Gäbe es in der Kunst und in der Symbolik aller möglichen Kulturen nicht bemerkenswert häufig Darstellungen von Schlaf, Vögeln, Seelen und Erektionen, könnte man diese Vorstellung für weit hergeholt halten. Im Alten Ägypten symbolisierte ein oft mit einem erigierten Phallus abgebildeter Vogel mit menschlichem Kopf den Ba, die immaterielle Seele. In jedem Menschen, so hieß es, hause ein unsterblicher Ba, der nach dem Tod des Menschen ausfliege, um das Jenseits zu suchen.

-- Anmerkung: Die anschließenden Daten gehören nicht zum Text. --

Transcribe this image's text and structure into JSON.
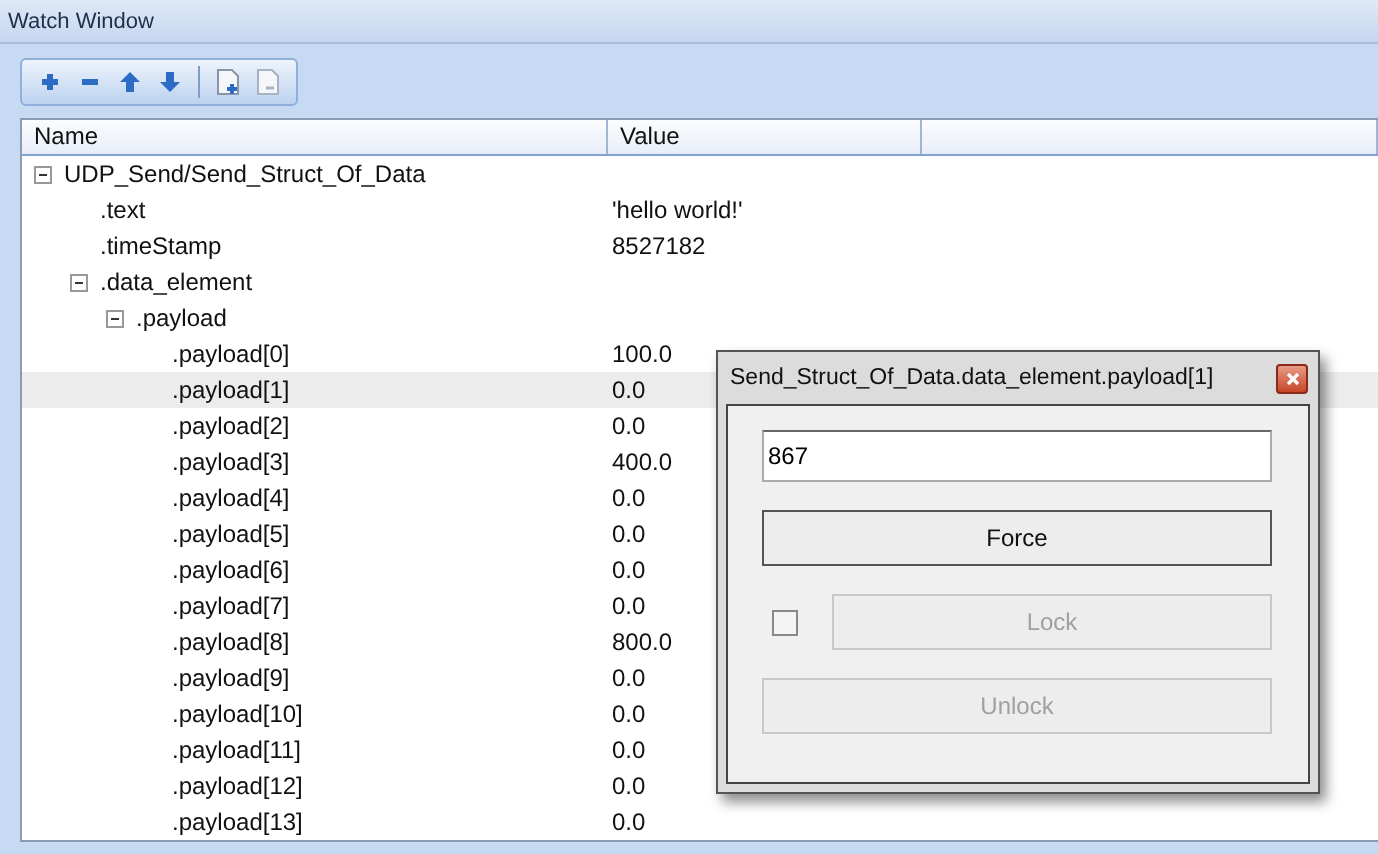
{
  "window": {
    "title": "Watch Window"
  },
  "toolbar": [
    {
      "kind": "plus",
      "disabled": false
    },
    {
      "kind": "minus",
      "disabled": false
    },
    {
      "kind": "up",
      "disabled": false
    },
    {
      "kind": "down",
      "disabled": false
    },
    {
      "kind": "sep"
    },
    {
      "kind": "doc-add",
      "disabled": false
    },
    {
      "kind": "doc-remove",
      "disabled": true
    }
  ],
  "table": {
    "columns": [
      "Name",
      "Value"
    ],
    "rows": [
      {
        "name": "UDP_Send/Send_Struct_Of_Data",
        "expanded": true,
        "selected": false,
        "children": [
          {
            "name": ".text",
            "value": "'hello world!'",
            "selected": false
          },
          {
            "name": ".timeStamp",
            "value": "8527182",
            "selected": false
          },
          {
            "name": ".data_element",
            "expanded": true,
            "selected": false,
            "children": [
              {
                "name": ".payload",
                "expanded": true,
                "selected": false,
                "children": [
                  {
                    "name": ".payload[0]",
                    "value": "100.0",
                    "selected": false
                  },
                  {
                    "name": ".payload[1]",
                    "value": "0.0",
                    "selected": true
                  },
                  {
                    "name": ".payload[2]",
                    "value": "0.0",
                    "selected": false
                  },
                  {
                    "name": ".payload[3]",
                    "value": "400.0",
                    "selected": false
                  },
                  {
                    "name": ".payload[4]",
                    "value": "0.0",
                    "selected": false
                  },
                  {
                    "name": ".payload[5]",
                    "value": "0.0",
                    "selected": false
                  },
                  {
                    "name": ".payload[6]",
                    "value": "0.0",
                    "selected": false
                  },
                  {
                    "name": ".payload[7]",
                    "value": "0.0",
                    "selected": false
                  },
                  {
                    "name": ".payload[8]",
                    "value": "800.0",
                    "selected": false
                  },
                  {
                    "name": ".payload[9]",
                    "value": "0.0",
                    "selected": false
                  },
                  {
                    "name": ".payload[10]",
                    "value": "0.0",
                    "selected": false
                  },
                  {
                    "name": ".payload[11]",
                    "value": "0.0",
                    "selected": false
                  },
                  {
                    "name": ".payload[12]",
                    "value": "0.0",
                    "selected": false
                  },
                  {
                    "name": ".payload[13]",
                    "value": "0.0",
                    "selected": false
                  }
                ]
              }
            ]
          }
        ]
      }
    ]
  },
  "dialog": {
    "title": "Send_Struct_Of_Data.data_element.payload[1]",
    "value": "867",
    "force": {
      "label": "Force",
      "disabled": false
    },
    "lock_checked": false,
    "lock": {
      "label": "Lock",
      "disabled": true
    },
    "unlock": {
      "label": "Unlock",
      "disabled": true
    }
  }
}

Eine herkömmliche Darstellung des großen Gottes Osiris, die der Malerei in der Apsis von Lascaux auf unheimliche Weise ähnelt, zeigt ihn auf dem Rücken liegend, mit erigiertem Penis, während die Eule Isis über seinem Körper schwebt und sein Sperma aufnimmt, um Horus zu zeugen. Ähnlich wird die Seele in den Upanishaden, den heiligen Texten der Hindus, als Taube dargestellt, die beim Tod davonfliegt und als Geist zurückkehren kann. Jahrhunderte später hat man Tauben und andere Vögel mit weißen Schwingen als Symbol für die christliche Seele, den Heiligen Geist und die auf die Erde kommenden Engel gewählt. Vom ägyptischen Phönix, dem Symbol der Auferstehung, bis hin zum finnischen Sielulintu, dem Seelenvogel, der den Neugeborenen eine Seele bringt und sie den Sterbenden nimmt, treten fliegende Geister als universelle Metapher für den autonomen Geist auf.

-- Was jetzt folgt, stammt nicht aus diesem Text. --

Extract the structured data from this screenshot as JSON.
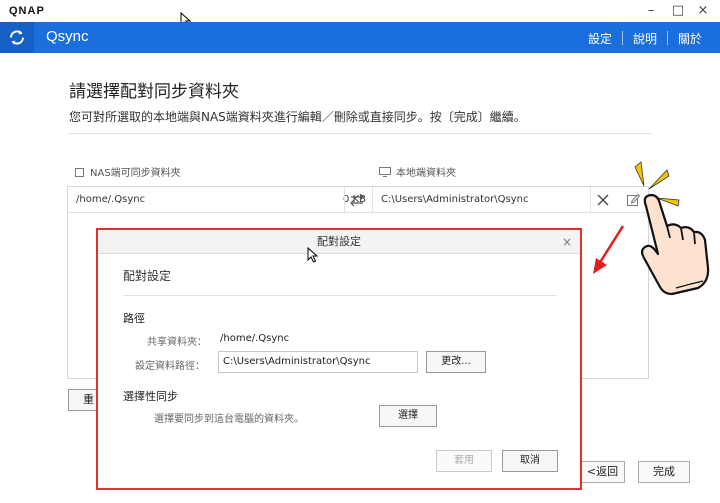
{
  "window": {
    "brand": "QNAP",
    "minimize_glyph": "–",
    "maximize_glyph": "□",
    "close_glyph": "×"
  },
  "header": {
    "app_icon": "sync-icon",
    "title": "Qsync",
    "nav": [
      "設定",
      "說明",
      "關於"
    ],
    "bg_color": "#1a6fdc"
  },
  "main": {
    "heading": "請選擇配對同步資料夾",
    "description": "您可對所選取的本地端與NAS端資料夾進行編輯／刪除或直接同步。按〔完成〕繼續。",
    "nas_column_label": "NAS端可同步資料夾",
    "local_column_label": "本地端資料夾",
    "row": {
      "nas_path": "/home/.Qsync",
      "size": "0 KB",
      "swap_icon": "swap-arrows-icon",
      "local_path": "C:\\Users\\Administrator\\Qsync",
      "delete_icon": "close-icon",
      "edit_icon": "edit-icon"
    },
    "left_button_label": "重",
    "back_button": "<返回",
    "done_button": "完成"
  },
  "dialog": {
    "title": "配對設定",
    "close_glyph": "×",
    "heading": "配對設定",
    "path_section": "路徑",
    "shared_folder_label": "共享資料夾：",
    "shared_folder_value": "/home/.Qsync",
    "set_path_label": "設定資料路徑：",
    "set_path_value": "C:\\Users\\Administrator\\Qsync",
    "change_button": "更改...",
    "selective_section": "選擇性同步",
    "selective_desc": "選擇要同步到這台電腦的資料夾。",
    "select_button": "選擇",
    "apply_button": "套用",
    "cancel_button": "取消",
    "border_color": "#e03030"
  },
  "annotation": {
    "pointer": "pointing-hand-icon",
    "arrow": "red-arrow-icon",
    "accent_color": "#f5c400"
  }
}
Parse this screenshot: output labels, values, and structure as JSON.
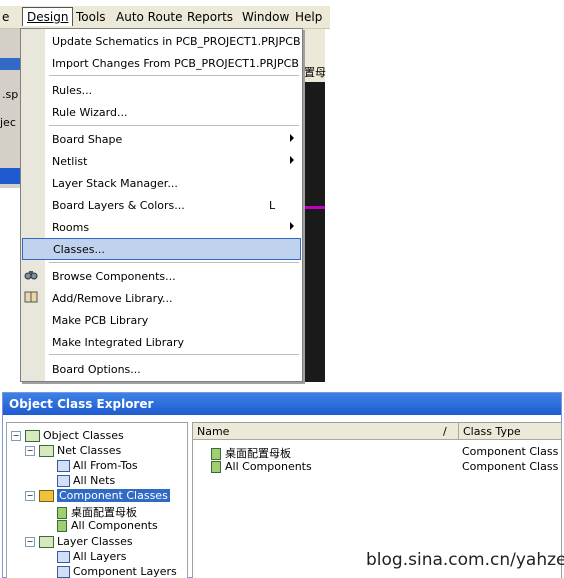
{
  "menubar": {
    "partial_left": "e",
    "items": [
      {
        "label": "Design"
      },
      {
        "label": "Tools"
      },
      {
        "label": "Auto Route"
      },
      {
        "label": "Reports"
      },
      {
        "label": "Window"
      },
      {
        "label": "Help"
      }
    ]
  },
  "background": {
    "frag_sp": ".sp",
    "frag_jec": "jec",
    "frag_chinese": "置母"
  },
  "design_menu": {
    "items": [
      {
        "label": "Update Schematics in PCB_PROJECT1.PRJPCB",
        "icon": ""
      },
      {
        "label": "Import Changes From PCB_PROJECT1.PRJPCB",
        "icon": ""
      },
      {
        "label": "Rules...",
        "icon": ""
      },
      {
        "label": "Rule Wizard...",
        "icon": ""
      },
      {
        "label": "Board Shape",
        "submenu": true
      },
      {
        "label": "Netlist",
        "submenu": true
      },
      {
        "label": "Layer Stack Manager...",
        "icon": ""
      },
      {
        "label": "Board Layers & Colors...",
        "shortcut": "L"
      },
      {
        "label": "Rooms",
        "submenu": true
      },
      {
        "label": "Classes...",
        "highlighted": true
      },
      {
        "label": "Browse Components...",
        "icon": "binoculars-icon"
      },
      {
        "label": "Add/Remove Library...",
        "icon": "book-icon"
      },
      {
        "label": "Make PCB Library"
      },
      {
        "label": "Make Integrated Library"
      },
      {
        "label": "Board Options..."
      }
    ]
  },
  "explorer": {
    "title": "Object Class Explorer",
    "tree": {
      "root": "Object Classes",
      "net_classes": "Net Classes",
      "all_from_tos": "All From-Tos",
      "all_nets": "All Nets",
      "component_classes": "Component Classes",
      "comp_chinese": "桌面配置母板",
      "all_components": "All Components",
      "layer_classes": "Layer Classes",
      "all_layers": "All Layers",
      "component_layers": "Component Layers"
    },
    "columns": {
      "name": "Name",
      "class_type": "Class Type"
    },
    "rows": [
      {
        "name": "桌面配置母板",
        "type": "Component Class"
      },
      {
        "name": "All Components",
        "type": "Component Class"
      }
    ]
  },
  "watermark": "blog.sina.com.cn/yahzee",
  "colors": {
    "menu_highlight": "#c1d2ee",
    "titlebar": "#1f5bd0",
    "tree_selection": "#316ac5"
  }
}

Abb. 1. Der Geist kann fliegen, während der Körper reglos ist. In dieser vor etwa 18 000 Jahren entstandenen prähistorischen Zeichnung liegt ein Mann auf dem Rücken. Wahrscheinlich schläft er und träumt, worauf seine ausgeprägte Erektion hinweist, die charakteristisch ist für den REM-Schlaf, in dem besonders lebhafte Träume auftreten. Neben ihn hat der Künstler einen ausgeweideten Bison und einen Vogel gemalt. Der Schlafforscher Michel Jouvet meint, dies könne eine der ersten Darstellungen eines Träumenden und seines Traumes sein. In vielen Kulturen symbolisiert der Vogel die Fähigkeit des Menschen, in seinen Träumen zu fliegen – eine Vorahnung des Dualismus, der irrigen Anschauung, dass Gedanken einem anderen Reich als dem des Körpers angehören.

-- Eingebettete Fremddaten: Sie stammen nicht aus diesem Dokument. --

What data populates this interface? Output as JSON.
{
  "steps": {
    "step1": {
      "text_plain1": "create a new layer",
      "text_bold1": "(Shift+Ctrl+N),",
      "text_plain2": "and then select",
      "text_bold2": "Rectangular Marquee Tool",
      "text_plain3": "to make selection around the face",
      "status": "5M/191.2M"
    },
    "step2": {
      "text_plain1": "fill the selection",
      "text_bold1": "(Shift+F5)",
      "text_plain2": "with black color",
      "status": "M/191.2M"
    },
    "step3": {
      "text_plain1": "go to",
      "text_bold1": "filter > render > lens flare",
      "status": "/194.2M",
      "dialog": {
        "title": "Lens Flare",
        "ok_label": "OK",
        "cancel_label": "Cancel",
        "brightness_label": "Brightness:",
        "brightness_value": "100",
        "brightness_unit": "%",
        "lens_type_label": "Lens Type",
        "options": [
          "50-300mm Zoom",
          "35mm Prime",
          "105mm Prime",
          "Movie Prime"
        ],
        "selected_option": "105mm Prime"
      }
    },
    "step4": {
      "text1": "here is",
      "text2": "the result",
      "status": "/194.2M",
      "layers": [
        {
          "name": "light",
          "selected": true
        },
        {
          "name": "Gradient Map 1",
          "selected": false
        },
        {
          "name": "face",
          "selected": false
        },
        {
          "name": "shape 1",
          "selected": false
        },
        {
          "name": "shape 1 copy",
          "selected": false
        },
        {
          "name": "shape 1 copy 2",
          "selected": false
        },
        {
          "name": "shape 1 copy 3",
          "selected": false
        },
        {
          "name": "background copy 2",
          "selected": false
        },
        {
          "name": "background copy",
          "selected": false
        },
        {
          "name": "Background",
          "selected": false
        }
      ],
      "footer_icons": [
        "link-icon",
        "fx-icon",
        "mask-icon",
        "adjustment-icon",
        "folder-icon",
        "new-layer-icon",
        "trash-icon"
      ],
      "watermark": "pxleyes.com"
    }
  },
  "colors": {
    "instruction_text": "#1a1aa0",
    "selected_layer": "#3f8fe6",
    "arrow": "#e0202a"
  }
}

Hinter der Allegorie des Vogels steht eine Anschauung: Der Stoff, aus dem unsere Gedanken sind, unterscheidet sich grundsätzlich von der niederen Materie, die unseren Körper bildet. Im Traum, wenn der Körper regungslos daliegt, wandern die Gedanken in die fernen Reiche der Fantasie und der Erinnerung. Könnte es einen besseren Beweis dafür geben, dass mentale Aktivität nicht auf die materielle Welt zu reduzieren ist? Dass der Geist aus einem eigenen Stoff besteht? Wie könnte der frei fliegende Geist je aus einem erdgebundenen Gehirn hervorgegangen sein?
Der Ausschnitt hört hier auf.